Here are a few food cyclists should avoid as their colours and flavours are highly deceiving-
Fried Batata Vada sure has been the lifeline of Mumbaikar’s for decades. The mouth-watering street food can leave your taste buds and your stomach satisfied. But at the end of the day, they are fried and are rich in starch. If you weren’t aware, these tasty Vada/Samosa pavs can take ages to break down and increase your recovery period. Also, don’t forget the maida that can slow down the process of digestion even further.
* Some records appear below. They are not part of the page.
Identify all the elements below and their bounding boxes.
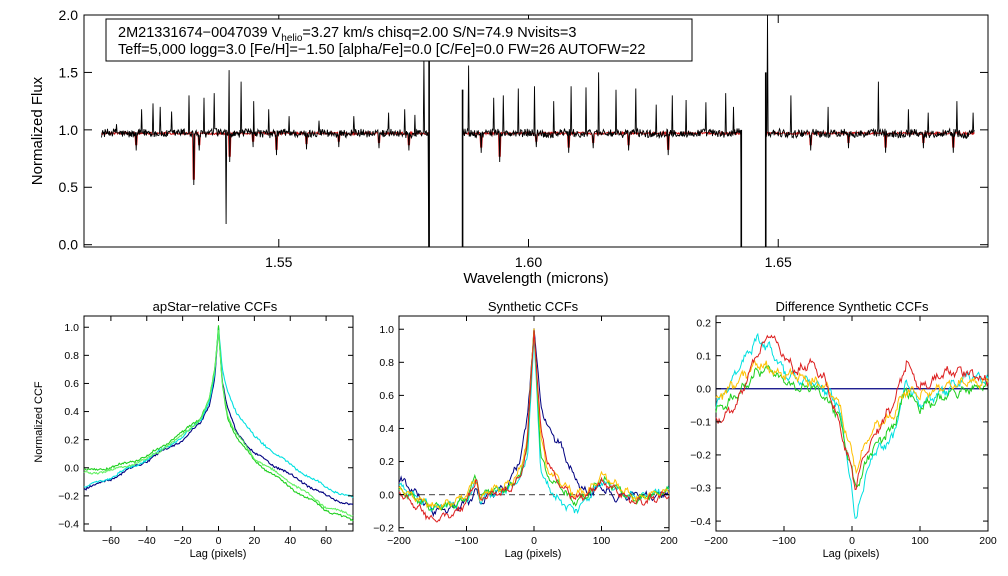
y-tick-label: 0.0 bbox=[379, 489, 394, 501]
y-tick-label: 0.0 bbox=[696, 383, 711, 395]
x-tick-label: −20 bbox=[174, 535, 192, 547]
y-tick-label: 0.1 bbox=[696, 350, 711, 362]
annotation-stats: =3.27 km/s chisq=2.00 S/N=74.9 Nvisits=3 bbox=[302, 25, 576, 41]
spectrum-plot-frame bbox=[83, 14, 989, 248]
difference-ccf-title: Difference Synthetic CCFs bbox=[776, 299, 929, 314]
observed-spectrum-segment-2 bbox=[462, 65, 742, 248]
spectrum-ticks: 1.55 1.60 1.65 0.0 0.5 1.0 1.5 2.0 bbox=[59, 7, 988, 270]
difference-ccf-x-label: Lag (pixels) bbox=[823, 548, 880, 560]
y-tick-label: 0.2 bbox=[696, 317, 711, 329]
y-tick-label: 0.6 bbox=[379, 390, 394, 402]
x-tick-label: −100 bbox=[455, 535, 479, 547]
apstar-ccf-series-4 bbox=[83, 330, 354, 517]
x-tick-label: 200 bbox=[660, 535, 678, 547]
synthetic-ccf-x-label: Lag (pixels) bbox=[505, 548, 562, 560]
difference-ccf-panel: Difference Synthetic CCFs −200 −100 0 100 20… bbox=[690, 299, 997, 560]
apstar-ccf-series-3 bbox=[84, 325, 354, 522]
apstar-ccf-title: apStar−relative CCFs bbox=[153, 299, 278, 314]
y-tick-label: 1.0 bbox=[64, 322, 79, 334]
y-tick-label: 0.2 bbox=[64, 434, 79, 446]
x-tick-label: 40 bbox=[284, 535, 296, 547]
x-tick-label: 20 bbox=[249, 535, 261, 547]
y-tick-label: 0.0 bbox=[59, 237, 79, 253]
x-tick-label: 200 bbox=[979, 535, 997, 547]
y-tick-label: 0.4 bbox=[64, 406, 79, 418]
apstar-ccf-series-1 bbox=[83, 327, 354, 506]
synthetic-ccf-title: Synthetic CCFs bbox=[488, 299, 579, 314]
y-tick-label: 0.6 bbox=[64, 378, 79, 390]
y-tick-label: 1.0 bbox=[379, 324, 394, 336]
x-tick-label: 0 bbox=[849, 535, 855, 547]
y-tick-label: −0.4 bbox=[58, 519, 79, 531]
x-tick-label: −100 bbox=[772, 535, 796, 547]
apstar-ccf-lines bbox=[83, 325, 354, 522]
x-tick-label: 60 bbox=[320, 535, 332, 547]
x-tick-label: −60 bbox=[102, 535, 120, 547]
y-tick-label: 0.8 bbox=[64, 350, 79, 362]
x-tick-label: 100 bbox=[593, 535, 611, 547]
synthetic-ccf-series-4 bbox=[398, 328, 670, 511]
synthetic-ccf-panel: Synthetic CCFs −200 −100 0 100 200 −0.2 0.0 0.2… bbox=[373, 299, 678, 560]
y-tick-label: 0.2 bbox=[379, 456, 394, 468]
annotation-star-id: 2M21331674−0047039 V bbox=[118, 25, 282, 41]
annotation-vhelio-subscript: helio bbox=[281, 33, 303, 44]
y-tick-label: −0.2 bbox=[690, 450, 711, 462]
difference-ccf-series-4 bbox=[715, 334, 989, 491]
apstar-ccf-panel: apStar−relative CCFs −60 −40 −20 0 20 40 60 −0.… bbox=[33, 299, 354, 560]
apstar-ccf-x-label: Lag (pixels) bbox=[190, 548, 247, 560]
apstar-ccf-ticks: −60 −40 −20 0 20 40 60 −0.4 −0.2 0.0 0.2 0.4 0.6 0.8 1… bbox=[58, 316, 353, 547]
y-tick-label: −0.2 bbox=[373, 522, 394, 534]
spectrum-lines bbox=[101, 14, 975, 248]
x-tick-label: 1.55 bbox=[265, 254, 292, 270]
spectrum-annotation-box: 2M21331674−0047039 Vhelio=3.27 km/s chis… bbox=[105, 18, 693, 62]
x-tick-label: 0 bbox=[216, 535, 222, 547]
y-tick-label: −0.4 bbox=[690, 516, 711, 528]
synthetic-ccf-series-5 bbox=[398, 330, 670, 523]
difference-ccf-series-3 bbox=[715, 360, 989, 475]
y-tick-label: 1.0 bbox=[59, 122, 79, 138]
annotation-frame bbox=[105, 18, 693, 62]
x-tick-label: 0 bbox=[531, 535, 537, 547]
synthetic-ccf-series-1 bbox=[398, 328, 670, 518]
synthetic-ccf-lines bbox=[398, 328, 670, 523]
y-tick-label: 1.5 bbox=[59, 64, 79, 80]
difference-ccf-lines bbox=[715, 332, 989, 519]
spectrum-x-label: Wavelength (microns) bbox=[463, 270, 608, 287]
model-spectrum-segment-3 bbox=[765, 130, 975, 148]
annotation-line-1: 2M21331674−0047039 Vhelio=3.27 km/s chis… bbox=[118, 25, 576, 44]
difference-ccf-ticks: −200 −100 0 100 200 −0.4 −0.3 −0.2 −0.1 0.0 0.1 0.2 bbox=[690, 316, 997, 547]
observed-spectrum-segment-3 bbox=[765, 14, 975, 153]
spectrum-panel: 1.55 1.60 1.65 0.0 0.5 1.0 1.5 2.0 Wavelength (… bbox=[29, 7, 989, 287]
x-tick-label: −200 bbox=[704, 535, 728, 547]
difference-ccf-series-2 bbox=[715, 364, 989, 488]
apstar-ccf-y-label: Normalized CCF bbox=[33, 381, 45, 463]
difference-ccf-plot-frame bbox=[715, 315, 989, 532]
y-tick-label: 2.0 bbox=[59, 7, 79, 23]
synthetic-ccf-series-2 bbox=[398, 334, 670, 515]
observed-spectrum-segment-1 bbox=[101, 58, 430, 248]
y-tick-label: 0.4 bbox=[379, 423, 394, 435]
x-tick-label: 1.65 bbox=[765, 254, 792, 270]
y-tick-label: 0.0 bbox=[64, 462, 79, 474]
apstar-ccf-plot-frame bbox=[83, 315, 354, 532]
annotation-line-2: Teff=5,000 logg=3.0 [Fe/H]=−1.50 [alpha/… bbox=[118, 42, 645, 58]
x-tick-label: −200 bbox=[387, 535, 411, 547]
y-tick-label: 0.5 bbox=[59, 179, 79, 195]
x-tick-label: 1.60 bbox=[515, 254, 542, 270]
synthetic-ccf-ticks: −200 −100 0 100 200 −0.2 0.0 0.2 0.4 0.6 0.8 1.0 bbox=[373, 316, 678, 547]
y-tick-label: −0.3 bbox=[690, 483, 711, 495]
difference-ccf-series-1 bbox=[715, 332, 989, 519]
y-tick-label: −0.1 bbox=[690, 417, 711, 429]
x-tick-label: −40 bbox=[138, 535, 156, 547]
synthetic-ccf-series-3 bbox=[398, 328, 670, 511]
y-tick-label: −0.2 bbox=[58, 491, 79, 503]
spectrum-y-label: Normalized Flux bbox=[29, 76, 46, 185]
x-tick-label: 100 bbox=[911, 535, 929, 547]
y-tick-label: 0.8 bbox=[379, 357, 394, 369]
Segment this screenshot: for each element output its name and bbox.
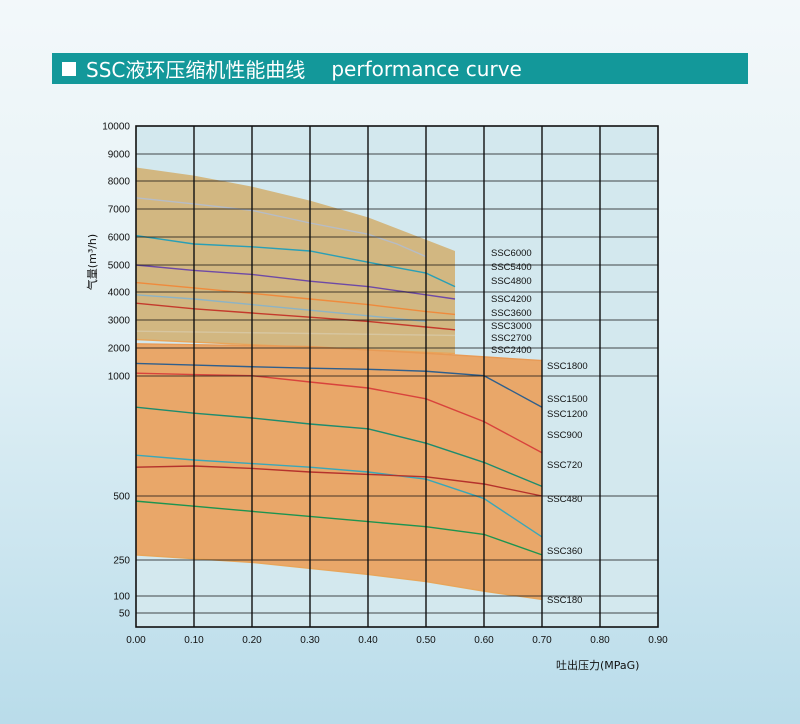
y-tick-label: 8000 — [108, 177, 131, 188]
series-label: SSC1200 — [547, 409, 588, 420]
y-axis-title: 气量(m³/h) — [85, 234, 99, 290]
series-line — [135, 465, 543, 497]
series-line — [135, 406, 543, 488]
series-label: SSC2700 — [491, 333, 532, 344]
y-tick-label: 6000 — [108, 233, 131, 244]
series-label: SSC2400 — [491, 345, 532, 356]
x-axis-title: 吐出压力(MPaG) — [556, 658, 639, 672]
series-label: SSC900 — [547, 430, 582, 441]
x-tick-label: 0.60 — [474, 635, 494, 646]
performance-band — [136, 167, 455, 354]
square-bullet-icon — [62, 61, 76, 76]
series-label: SSC180 — [547, 595, 582, 606]
chart-title-chinese: SSC液环压缩机性能曲线 — [86, 58, 306, 82]
y-tick-label: 50 — [119, 609, 131, 620]
series-line — [135, 554, 543, 601]
series-line — [135, 500, 543, 556]
series-line — [135, 372, 543, 454]
x-tick-label: 0.70 — [532, 635, 552, 646]
y-tick-label: 5000 — [108, 261, 131, 272]
y-tick-label: 100 — [113, 592, 130, 603]
series-label: SSC3000 — [491, 321, 532, 332]
chart-title-bar: SSC液环压缩机性能曲线 performance curve — [52, 53, 748, 84]
y-tick-label: 10000 — [102, 122, 130, 133]
performance-band — [136, 343, 542, 600]
x-tick-label: 0.80 — [590, 635, 610, 646]
x-tick-label: 0.40 — [358, 635, 378, 646]
series-label: SSC3600 — [491, 308, 532, 319]
y-tick-label: 4000 — [108, 288, 131, 299]
chart-title-english: performance curve — [331, 56, 522, 81]
series-label: SSC5400 — [491, 262, 532, 273]
series-line — [135, 330, 456, 337]
series-label: SSC4200 — [491, 294, 532, 305]
x-tick-label: 0.00 — [126, 635, 146, 646]
y-tick-label: 1000 — [108, 372, 131, 383]
y-tick-label: 3000 — [108, 316, 131, 327]
y-tick-label: 7000 — [108, 205, 131, 216]
x-tick-label: 0.50 — [416, 635, 436, 646]
series-label: SSC4800 — [491, 276, 532, 287]
series-line — [135, 454, 543, 538]
series-label: SSC1500 — [547, 394, 588, 405]
y-tick-label: 500 — [113, 492, 130, 503]
series-label: SSC6000 — [491, 248, 532, 259]
x-tick-label: 0.20 — [242, 635, 262, 646]
series-line — [135, 343, 543, 362]
x-tick-label: 0.10 — [184, 635, 204, 646]
x-tick-label: 0.90 — [648, 635, 668, 646]
y-tick-label: 9000 — [108, 150, 131, 161]
series-label: SSC360 — [547, 546, 582, 557]
series-line — [135, 234, 456, 288]
series-label: SSC1800 — [547, 361, 588, 372]
series-line — [135, 362, 543, 408]
series-label: SSC720 — [547, 460, 582, 471]
x-tick-label: 0.30 — [300, 635, 320, 646]
y-tick-label: 2000 — [108, 344, 131, 355]
y-tick-label: 250 — [113, 556, 130, 567]
plot-frame — [135, 125, 659, 628]
series-label: SSC480 — [547, 494, 582, 505]
series-line — [135, 294, 427, 323]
A south Indian staple that is often eaten by many along with Idli is considered to be healthy. However, the fried dish is high in calories and is another food cyclist should avoid. Also, the black gram lentils are hard to breakdown and hence this food cyclist should avoid too.
Indo — Chinese:
Easy to make and eat, these Chinese stalls are scattered across different pockets of the cities. As this fast food is nothing close to the authentic Chinese food. Mumbai has gone ahead and turned and twisted its style, resulting in triple rice.
While the rice and noodles guarantee to fill those hungry bellies, high usage of artificial colours, Ajinomoto, and stale oil is hidden with extra spices to make it look tasty and yummy. Such food is known to cause shortness of breath, nausea, headaches, migraines, burning or tingling sensations around the mouth, stomachache, etc. No ride is worth this food and cyclist should certainly avoid it.
The dish seems pretty promising with the many vegetables added to it. However, the constant reheating and extra butter make it unhealthy for consumption. If you are one of those who thinks only cycling can make you healthy, you are wrong. Eating healthy also plays a vital role as it can help cut down your calories. On the other hand, do not forget the spices and the extra butter slathered on the bread.
Chaat is tasty and appetizing, but let’s face the facts, it’s not healthy and if you are on a weight loss regime you better watch what you eat. The gol gappas, bhel puri, Dahi puri are a complete no-no during monsoon as well as other seasons. They are often made from contaminated water that can cause diarrhoea, jaundice, and other diseases. Hence, it is one of the food cyclists should avoid.
The list of Indian street food will run into pages and we surely can’t feed you with details as our editor has requested to keep it short. So make the smarter choice, eat healthily and get the results you always desired. Whether it is reducing that waistline or simply preparing for a race, the right food can get you one step closer.
Ensure to follow a healthy diet while training and avoid the foods that interfere with your performance and body’s nutritional needs. Needless to say, athletes can occasionally splurge on a beer and/or pizza. However, ensure not to make these choices habitual.
“If you eat well most of the time you don’t have to worry about the rest of the time. Routinely choosing such post-training ‘rewards’ put you in danger of missing out on key vitamins and minerals needed to support the metabolic processes required in training.”